When my sister got married last Summer, Mom and Grandma stayed at my house. It was fun in a surreal kind of way. We took Grandma to one of my favorite lunch places and I suggest she have their version of the ruben sandwich. She hated it because it wasn't traditional. I offered to get her something else, or at least ask for something to spruce the sammy up. She decided to just remain passive-aggressive and keep the sandwich, all the while complaining about it. It got kind of funny after awhile, because I got to flip her so much crap about it. I finally told her that if she wasn't going to let us make her happy then she could at least stop making us unhappy.
She was funny when she came over, we laughed a lot. She seemed so frail and had an oxygen tank with her. She couldn't use the stairs to get to our spare bed in the basement, so we had to make do with an airbed in the backroom. Sometime around 5 am I heard her calling, "Help!" She was uncomfortable in the bed and tried to get up on her own, but couldn't, so she crawled to the couch to try to get up on it. She couldn't get up on that either, and so was stuck sitting under a fan blowing cold air all over the place. She told us she was there the whole night, although I tend to think that time might have just seemed slow, sitting there on the floor in just a nightie.
Later on the Hub wondered why she didn't just crawl over to our bedroom door and get us up. It certainly would have ruined the story.

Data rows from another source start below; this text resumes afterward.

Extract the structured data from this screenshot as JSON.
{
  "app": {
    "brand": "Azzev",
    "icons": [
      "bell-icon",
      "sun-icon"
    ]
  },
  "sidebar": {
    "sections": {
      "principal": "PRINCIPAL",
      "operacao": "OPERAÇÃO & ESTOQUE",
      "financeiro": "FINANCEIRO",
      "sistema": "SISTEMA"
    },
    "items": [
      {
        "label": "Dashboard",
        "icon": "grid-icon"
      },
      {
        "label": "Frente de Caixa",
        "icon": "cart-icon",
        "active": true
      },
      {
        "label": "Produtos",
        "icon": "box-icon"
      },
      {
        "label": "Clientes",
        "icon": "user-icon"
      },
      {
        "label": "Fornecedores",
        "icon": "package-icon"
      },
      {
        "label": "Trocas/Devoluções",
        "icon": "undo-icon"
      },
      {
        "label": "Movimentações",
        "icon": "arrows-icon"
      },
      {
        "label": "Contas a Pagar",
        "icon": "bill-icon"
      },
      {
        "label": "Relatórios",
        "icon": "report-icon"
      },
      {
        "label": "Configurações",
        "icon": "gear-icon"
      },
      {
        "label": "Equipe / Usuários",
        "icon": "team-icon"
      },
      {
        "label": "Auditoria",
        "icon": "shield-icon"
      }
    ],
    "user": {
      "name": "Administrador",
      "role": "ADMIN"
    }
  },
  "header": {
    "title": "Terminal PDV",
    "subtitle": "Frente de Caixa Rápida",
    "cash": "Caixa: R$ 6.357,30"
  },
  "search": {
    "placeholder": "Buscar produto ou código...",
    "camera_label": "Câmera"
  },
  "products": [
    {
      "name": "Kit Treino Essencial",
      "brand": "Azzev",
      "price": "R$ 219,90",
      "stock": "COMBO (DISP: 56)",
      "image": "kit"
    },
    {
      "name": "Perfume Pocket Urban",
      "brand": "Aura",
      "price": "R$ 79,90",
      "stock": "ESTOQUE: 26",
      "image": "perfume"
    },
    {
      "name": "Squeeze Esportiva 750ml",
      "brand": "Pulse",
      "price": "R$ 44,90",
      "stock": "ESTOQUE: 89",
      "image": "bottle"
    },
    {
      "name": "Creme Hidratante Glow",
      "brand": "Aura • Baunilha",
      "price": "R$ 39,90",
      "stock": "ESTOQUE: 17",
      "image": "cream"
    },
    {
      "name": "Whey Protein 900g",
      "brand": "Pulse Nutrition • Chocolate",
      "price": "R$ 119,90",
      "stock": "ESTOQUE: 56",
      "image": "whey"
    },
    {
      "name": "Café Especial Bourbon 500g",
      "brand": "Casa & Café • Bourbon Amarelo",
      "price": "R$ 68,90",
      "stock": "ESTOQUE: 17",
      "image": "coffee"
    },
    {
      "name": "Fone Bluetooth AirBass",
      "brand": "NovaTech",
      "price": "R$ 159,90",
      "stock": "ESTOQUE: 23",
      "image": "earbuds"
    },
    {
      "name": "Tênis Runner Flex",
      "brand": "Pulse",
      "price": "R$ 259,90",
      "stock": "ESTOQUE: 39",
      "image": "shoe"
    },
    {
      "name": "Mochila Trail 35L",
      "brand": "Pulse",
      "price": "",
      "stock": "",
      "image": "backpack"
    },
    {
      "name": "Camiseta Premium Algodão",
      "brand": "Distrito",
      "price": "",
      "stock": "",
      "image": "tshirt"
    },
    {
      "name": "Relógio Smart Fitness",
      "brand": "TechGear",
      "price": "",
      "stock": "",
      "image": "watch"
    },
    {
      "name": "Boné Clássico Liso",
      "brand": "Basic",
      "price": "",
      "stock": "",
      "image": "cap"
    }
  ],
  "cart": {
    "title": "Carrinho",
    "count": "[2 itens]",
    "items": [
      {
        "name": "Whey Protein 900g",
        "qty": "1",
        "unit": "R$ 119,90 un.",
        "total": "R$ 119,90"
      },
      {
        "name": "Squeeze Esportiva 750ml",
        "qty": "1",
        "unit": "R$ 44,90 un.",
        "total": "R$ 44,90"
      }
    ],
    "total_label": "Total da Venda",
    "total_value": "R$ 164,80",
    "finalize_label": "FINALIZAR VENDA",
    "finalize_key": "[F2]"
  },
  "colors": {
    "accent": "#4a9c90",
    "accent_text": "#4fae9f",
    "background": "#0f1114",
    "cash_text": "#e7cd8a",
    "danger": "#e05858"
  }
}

Late yesterday afternoon, Grandma was found in her apartment, unconscious. Taken to the hospital, doctors speculated on a heart attack. According to her wishes (via living will), she was taken off life support and the vigil started. She died shortly after 5:30 this morning, her sons and daughters by her side. She was a horrible woman. She was a great woman. She made all of us possible, tearing off in our different directions in life.
Now I have no grandparents and it is an extremely strange feeling. I know later on today I will go in to work and have to pretend to many people that something extraordinary didn't just happen. I guess, really, it isn't that extraordinary, people die all the time, this just happens to be personal.
I feel the most for Mom, who will probably never know if she was truly loved by her own mother. However, this tragedy seems to be knitting us all a little tighter. More than likely I will get to make the sojourn to Idaho for the funeral sometime this week, where I will see cousins I haven't seen since 1988. This also means I get to go get a new black dress. Since I have been putting of buying new work clothes, seems like the right time. Now, Grandma, if you worked this out correctly, my staff will be thanking you, as the meeting on Monday will likely be cancelled along with the test they were about to take.
In the ideal world, Grandma is now at the card table, surrounded by men and the perfect ruben. Hopefully it has enough Russian dressing.